Informative but unpleasant.
30 November 2016 | by MartinHaferSee all my reviews

"Septembers of Shiraz" is a well made and very well acted film...but I cannot see many people wanting to see it for several obvious reasons. First, it's about the Iranian Revolution of 1979 and a lot of people just don't find this a 'sexy' subject for films. Second, no matter how how do such a film, people will find fault in how the Revolution is handled. Third, and most importantly, the film is incredibly unpleasant with scenes of torture...and a lot of folks don't want to watch someone being tortured. All these conspire to make this a difficult film to say the least.

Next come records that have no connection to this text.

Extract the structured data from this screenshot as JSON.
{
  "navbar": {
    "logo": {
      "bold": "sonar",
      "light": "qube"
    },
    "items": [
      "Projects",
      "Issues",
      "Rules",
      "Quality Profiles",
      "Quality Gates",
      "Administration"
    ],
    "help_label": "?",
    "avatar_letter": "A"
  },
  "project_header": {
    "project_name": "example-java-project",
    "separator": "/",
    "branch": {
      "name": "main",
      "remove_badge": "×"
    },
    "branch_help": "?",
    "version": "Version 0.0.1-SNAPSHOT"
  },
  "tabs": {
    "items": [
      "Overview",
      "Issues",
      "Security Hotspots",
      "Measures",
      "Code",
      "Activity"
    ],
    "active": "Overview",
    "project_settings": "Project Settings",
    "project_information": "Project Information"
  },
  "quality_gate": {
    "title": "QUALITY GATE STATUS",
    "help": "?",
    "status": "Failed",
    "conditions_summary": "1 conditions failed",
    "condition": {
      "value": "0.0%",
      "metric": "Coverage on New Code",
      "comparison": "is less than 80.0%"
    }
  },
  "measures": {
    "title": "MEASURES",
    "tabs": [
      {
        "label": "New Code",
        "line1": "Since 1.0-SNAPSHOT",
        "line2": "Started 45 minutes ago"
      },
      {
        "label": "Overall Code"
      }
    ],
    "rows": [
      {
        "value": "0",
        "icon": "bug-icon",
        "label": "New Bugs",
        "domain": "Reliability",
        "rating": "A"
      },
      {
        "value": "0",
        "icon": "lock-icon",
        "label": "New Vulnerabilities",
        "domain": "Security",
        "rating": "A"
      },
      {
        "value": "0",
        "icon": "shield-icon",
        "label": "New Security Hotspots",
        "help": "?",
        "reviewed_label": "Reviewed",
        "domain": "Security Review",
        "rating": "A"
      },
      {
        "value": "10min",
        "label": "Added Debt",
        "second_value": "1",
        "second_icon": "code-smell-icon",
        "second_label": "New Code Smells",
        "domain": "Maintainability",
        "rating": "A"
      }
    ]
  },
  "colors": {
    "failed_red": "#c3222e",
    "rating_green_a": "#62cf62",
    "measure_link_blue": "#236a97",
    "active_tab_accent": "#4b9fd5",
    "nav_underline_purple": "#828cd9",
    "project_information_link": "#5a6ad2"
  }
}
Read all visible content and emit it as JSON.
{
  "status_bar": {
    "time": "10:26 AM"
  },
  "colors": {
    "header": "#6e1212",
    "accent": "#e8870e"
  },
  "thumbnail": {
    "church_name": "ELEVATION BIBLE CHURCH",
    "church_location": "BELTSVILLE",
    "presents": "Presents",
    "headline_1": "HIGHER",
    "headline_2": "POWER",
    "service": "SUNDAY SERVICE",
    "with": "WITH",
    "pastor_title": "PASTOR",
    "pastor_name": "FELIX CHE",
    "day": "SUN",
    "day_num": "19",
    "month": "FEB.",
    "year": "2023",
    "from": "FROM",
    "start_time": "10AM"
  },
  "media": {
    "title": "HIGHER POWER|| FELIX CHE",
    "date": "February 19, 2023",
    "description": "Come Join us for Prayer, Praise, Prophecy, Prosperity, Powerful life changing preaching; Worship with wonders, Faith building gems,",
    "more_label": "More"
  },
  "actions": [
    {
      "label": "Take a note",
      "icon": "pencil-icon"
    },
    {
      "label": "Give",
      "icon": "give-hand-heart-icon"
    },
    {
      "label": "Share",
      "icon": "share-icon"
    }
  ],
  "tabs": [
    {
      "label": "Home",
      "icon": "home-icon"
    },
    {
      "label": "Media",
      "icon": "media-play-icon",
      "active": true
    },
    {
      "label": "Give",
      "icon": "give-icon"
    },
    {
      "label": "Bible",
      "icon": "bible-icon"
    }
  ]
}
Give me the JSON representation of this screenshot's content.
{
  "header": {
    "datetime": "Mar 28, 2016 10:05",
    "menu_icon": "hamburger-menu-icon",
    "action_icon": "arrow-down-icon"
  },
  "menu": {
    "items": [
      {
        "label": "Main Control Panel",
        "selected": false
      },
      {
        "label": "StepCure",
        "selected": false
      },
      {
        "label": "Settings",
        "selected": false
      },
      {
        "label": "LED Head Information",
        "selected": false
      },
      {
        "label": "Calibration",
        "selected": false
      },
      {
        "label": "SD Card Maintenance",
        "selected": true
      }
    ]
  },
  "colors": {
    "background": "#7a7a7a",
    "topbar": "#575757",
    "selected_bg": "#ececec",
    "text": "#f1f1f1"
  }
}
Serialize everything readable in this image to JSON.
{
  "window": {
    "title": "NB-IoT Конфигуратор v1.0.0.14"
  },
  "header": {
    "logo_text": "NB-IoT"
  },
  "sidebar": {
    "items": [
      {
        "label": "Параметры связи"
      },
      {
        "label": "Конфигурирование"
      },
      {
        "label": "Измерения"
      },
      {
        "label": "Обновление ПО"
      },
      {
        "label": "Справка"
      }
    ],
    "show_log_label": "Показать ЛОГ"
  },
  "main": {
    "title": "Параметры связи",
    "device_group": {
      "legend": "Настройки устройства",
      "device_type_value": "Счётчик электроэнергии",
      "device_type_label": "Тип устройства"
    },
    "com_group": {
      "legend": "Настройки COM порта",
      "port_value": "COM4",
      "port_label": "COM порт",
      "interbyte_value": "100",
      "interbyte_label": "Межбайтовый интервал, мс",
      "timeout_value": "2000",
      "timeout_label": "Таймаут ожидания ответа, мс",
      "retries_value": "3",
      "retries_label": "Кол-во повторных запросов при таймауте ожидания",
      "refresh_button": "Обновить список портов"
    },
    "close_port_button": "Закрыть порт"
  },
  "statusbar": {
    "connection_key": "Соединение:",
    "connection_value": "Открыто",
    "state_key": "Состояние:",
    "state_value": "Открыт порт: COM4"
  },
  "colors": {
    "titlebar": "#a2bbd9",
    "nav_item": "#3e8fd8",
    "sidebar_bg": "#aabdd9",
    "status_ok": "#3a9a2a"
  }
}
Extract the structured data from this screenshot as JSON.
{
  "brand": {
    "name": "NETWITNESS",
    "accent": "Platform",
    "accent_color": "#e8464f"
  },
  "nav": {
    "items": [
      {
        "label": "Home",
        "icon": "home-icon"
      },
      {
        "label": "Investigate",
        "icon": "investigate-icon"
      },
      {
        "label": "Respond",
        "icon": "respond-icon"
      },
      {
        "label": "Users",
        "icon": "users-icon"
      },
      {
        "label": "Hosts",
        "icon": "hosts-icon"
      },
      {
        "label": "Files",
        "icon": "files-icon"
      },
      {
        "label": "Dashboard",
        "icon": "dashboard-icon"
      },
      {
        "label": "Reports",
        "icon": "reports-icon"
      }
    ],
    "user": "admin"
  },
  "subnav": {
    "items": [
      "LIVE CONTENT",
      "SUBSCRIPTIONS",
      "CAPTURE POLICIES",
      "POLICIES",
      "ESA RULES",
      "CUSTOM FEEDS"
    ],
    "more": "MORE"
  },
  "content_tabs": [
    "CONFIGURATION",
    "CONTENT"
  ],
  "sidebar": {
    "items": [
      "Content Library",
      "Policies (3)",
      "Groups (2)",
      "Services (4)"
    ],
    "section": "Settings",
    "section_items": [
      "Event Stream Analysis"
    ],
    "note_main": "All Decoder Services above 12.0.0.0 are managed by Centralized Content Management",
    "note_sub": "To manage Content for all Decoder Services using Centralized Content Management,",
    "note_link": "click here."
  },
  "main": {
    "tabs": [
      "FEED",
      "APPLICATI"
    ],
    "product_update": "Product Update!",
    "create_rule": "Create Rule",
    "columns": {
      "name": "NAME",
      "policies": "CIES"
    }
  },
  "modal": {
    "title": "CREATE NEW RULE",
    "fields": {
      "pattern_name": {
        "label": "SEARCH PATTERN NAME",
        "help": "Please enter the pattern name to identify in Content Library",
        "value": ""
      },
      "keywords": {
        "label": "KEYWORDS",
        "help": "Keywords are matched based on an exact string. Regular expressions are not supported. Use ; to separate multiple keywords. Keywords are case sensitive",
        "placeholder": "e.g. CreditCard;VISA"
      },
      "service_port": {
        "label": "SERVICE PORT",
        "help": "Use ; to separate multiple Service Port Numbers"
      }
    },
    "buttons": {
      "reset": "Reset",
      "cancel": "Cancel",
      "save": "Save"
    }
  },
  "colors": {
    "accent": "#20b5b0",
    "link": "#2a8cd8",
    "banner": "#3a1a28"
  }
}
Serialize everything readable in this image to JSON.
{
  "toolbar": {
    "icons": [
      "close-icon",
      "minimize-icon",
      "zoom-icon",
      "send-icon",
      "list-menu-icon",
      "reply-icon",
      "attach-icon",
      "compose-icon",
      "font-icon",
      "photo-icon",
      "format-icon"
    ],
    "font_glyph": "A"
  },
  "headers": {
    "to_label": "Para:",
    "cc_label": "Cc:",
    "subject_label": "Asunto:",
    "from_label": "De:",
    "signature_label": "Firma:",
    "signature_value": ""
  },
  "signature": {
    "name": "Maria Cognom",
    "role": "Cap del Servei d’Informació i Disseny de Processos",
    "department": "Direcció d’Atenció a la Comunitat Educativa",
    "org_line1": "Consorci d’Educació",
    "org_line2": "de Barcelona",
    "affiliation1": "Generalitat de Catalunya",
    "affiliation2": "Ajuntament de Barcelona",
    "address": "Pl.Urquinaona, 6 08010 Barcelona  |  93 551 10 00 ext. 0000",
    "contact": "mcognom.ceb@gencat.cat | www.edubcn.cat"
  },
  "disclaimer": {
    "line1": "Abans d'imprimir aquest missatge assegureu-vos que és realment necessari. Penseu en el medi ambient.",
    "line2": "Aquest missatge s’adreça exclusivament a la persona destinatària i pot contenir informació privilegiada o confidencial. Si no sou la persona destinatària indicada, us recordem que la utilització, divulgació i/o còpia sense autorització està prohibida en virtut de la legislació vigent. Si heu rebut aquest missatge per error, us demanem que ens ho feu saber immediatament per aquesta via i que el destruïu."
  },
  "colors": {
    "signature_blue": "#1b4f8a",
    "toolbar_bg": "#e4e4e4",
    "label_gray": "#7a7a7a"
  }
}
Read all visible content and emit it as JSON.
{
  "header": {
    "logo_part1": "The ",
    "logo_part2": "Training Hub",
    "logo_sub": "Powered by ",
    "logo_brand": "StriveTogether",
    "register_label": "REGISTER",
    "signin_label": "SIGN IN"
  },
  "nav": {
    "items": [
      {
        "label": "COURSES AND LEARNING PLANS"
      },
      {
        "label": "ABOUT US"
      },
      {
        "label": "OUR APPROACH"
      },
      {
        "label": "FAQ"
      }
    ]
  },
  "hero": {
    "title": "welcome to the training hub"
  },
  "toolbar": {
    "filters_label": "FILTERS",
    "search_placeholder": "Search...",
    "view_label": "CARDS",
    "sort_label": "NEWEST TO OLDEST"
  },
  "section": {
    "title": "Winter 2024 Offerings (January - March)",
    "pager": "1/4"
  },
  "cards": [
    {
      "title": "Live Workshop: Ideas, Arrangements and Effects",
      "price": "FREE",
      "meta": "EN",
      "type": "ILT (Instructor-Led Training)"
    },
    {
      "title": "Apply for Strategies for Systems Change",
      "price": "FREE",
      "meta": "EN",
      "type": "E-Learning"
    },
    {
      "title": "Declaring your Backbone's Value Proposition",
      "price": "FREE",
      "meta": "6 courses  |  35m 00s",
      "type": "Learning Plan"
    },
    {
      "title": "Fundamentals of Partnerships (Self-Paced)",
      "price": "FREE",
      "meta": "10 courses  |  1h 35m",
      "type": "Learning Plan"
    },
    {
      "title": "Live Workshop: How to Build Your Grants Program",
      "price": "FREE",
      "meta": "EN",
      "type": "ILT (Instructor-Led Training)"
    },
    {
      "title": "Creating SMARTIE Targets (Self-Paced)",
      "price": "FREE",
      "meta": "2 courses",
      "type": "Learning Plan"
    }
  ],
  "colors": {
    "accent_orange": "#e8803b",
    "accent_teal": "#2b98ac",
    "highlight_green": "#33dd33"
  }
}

The film begins as the Revolution is beginning. No context whatsoever is given to the viewer--nothing about the previous brutal regime of the Shah nor about the ideology of the Ayatollah and his followers. All you really learn is that the Shah was awful and the people who followed were awful. I know more about it because I am a retired history teacher...but the average viewer, particularly younger ones, will feel a bit confused. I think the reason they did this related to the second problem above...and so they apparently tried to make the film as apolitical and a personal film as they could instead.

The story is about a Jewish family and their particular experiences during this time. The husband, Isaac (Adrien Brody), is arrested...though you never learn exactly why. It seems as if he was arrested simply because he was rich and he undergoes both mental and physical torture from the new Republican Guard. During this time, his wife (Salma Hayek) waits and waits and watches everything they owned get stolen from thieves...all in the name of the Revolution. Will the husband be released and what of the family?

I noticed some folks complained about this film because the look wasn't just right--such as the wrong sorts of cars being shown in Iranian roads. Well...considering it was NOT filmed in Iran, and I STRONGLY DOUBT the government would have allowed this, this sort of complaint seems bizarre at best. The film was made in Bulgaria...and I guess they tried their best. I'll say no more about this.

Overall, the film is very well made and compelling...and unpleasant. Because it is a story about a real family, however, I cannot just dismiss it. It's worth seeing IF you are up to the task.